The truth is, fleas are very common to see year-round in Florida since we do not have drastic seasonal changes. Wildlife and feral cat populations that harbor fleas are abundant in Florida and live in close proximity to people and pets. Even if your pet never goes outside, they are still at risk of picking up fleas if a flea hitches a ride in your house on you or something you are bringing inside. Even more shocking is that once fleas are established in your home, it can take weeks to months to completely clear the infestation. Flea eggs are resilient, impossible to see and can hatch over a period of three months. For pets with an allergy to fleas, this can mean months of itching and being uncomfortable.

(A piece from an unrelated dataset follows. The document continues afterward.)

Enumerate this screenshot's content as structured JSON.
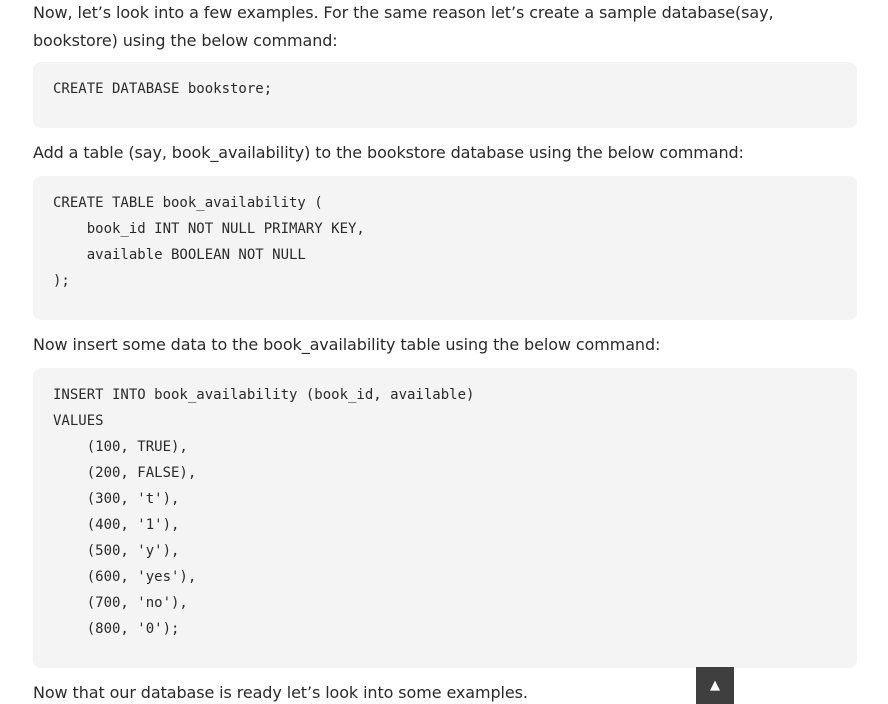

Most pets with fleas will exhibit some signs of itching and discomfort however, in flea allergic pets, these signs may be severe. Dogs with flea allergies will scratch and chew incessantly at their hind end and back legs. Cats will often over groom their lower back, abdomen and hind legs. In both cases, the longer it goes undiagnosed, the more likely the pet will become bald in the hind end giving them the appearance of wearing pants. Pets with severe flea allergies do not need to be completely infested with fleas to show signs of intense itching and overgrooming. In a lot of cases the bites of only a few fleas can trigger an allergic reaction and you may never see the flea if your pet has already ingested it while chewing themselves.

Treatment of flea allergies can involve a combination of things depending on the severity of the case. Topical or oral antibiotics may be required to treat any secondary skin infection that was caused from scratching. Medications to block the urge to itch are often used to temporarily provide relief such as steroids, antihistamines or Apoquel. The most important goal of treatment will be focused around ridding the pet and its environment of fleas. This will involve flea treatment to kill the adult fleas and frequent cleaning of the house to remove all the microscopic flea eggs.

For flea allergic pets, the best treatment is prevention. Once diagnosed with a flea allergy, it is extremely important to stay on a strict monthly regimen of an oral or topical flea preventative. It is also imperative that every pet in the house stay on monthly flea prevention even if they never go outside as any unprotected pet in the house can become a host and breeding ground for fleas. In extreme cases, some flea allergic pets may need to be on a combination of oral and topical flea preventatives if prescribed by the vet. The best products are oral preventatives such as Simparica Trio, Bravecto and Nexgard. Some topical preventatives may work as well such as Bravecto for cats. In most cases, over the counter flea preventatives such as Frontline are not very effective against fleas in Florida and some of the generic brands can have unwanted side effects on your pet. Please ask a veterinarian before applying any flea preventative to your pet. If you think your pet may be experiencing a flea allergy, talk with a veterinarian to develop a thorough treatment and prevention plan that works for you and your pet.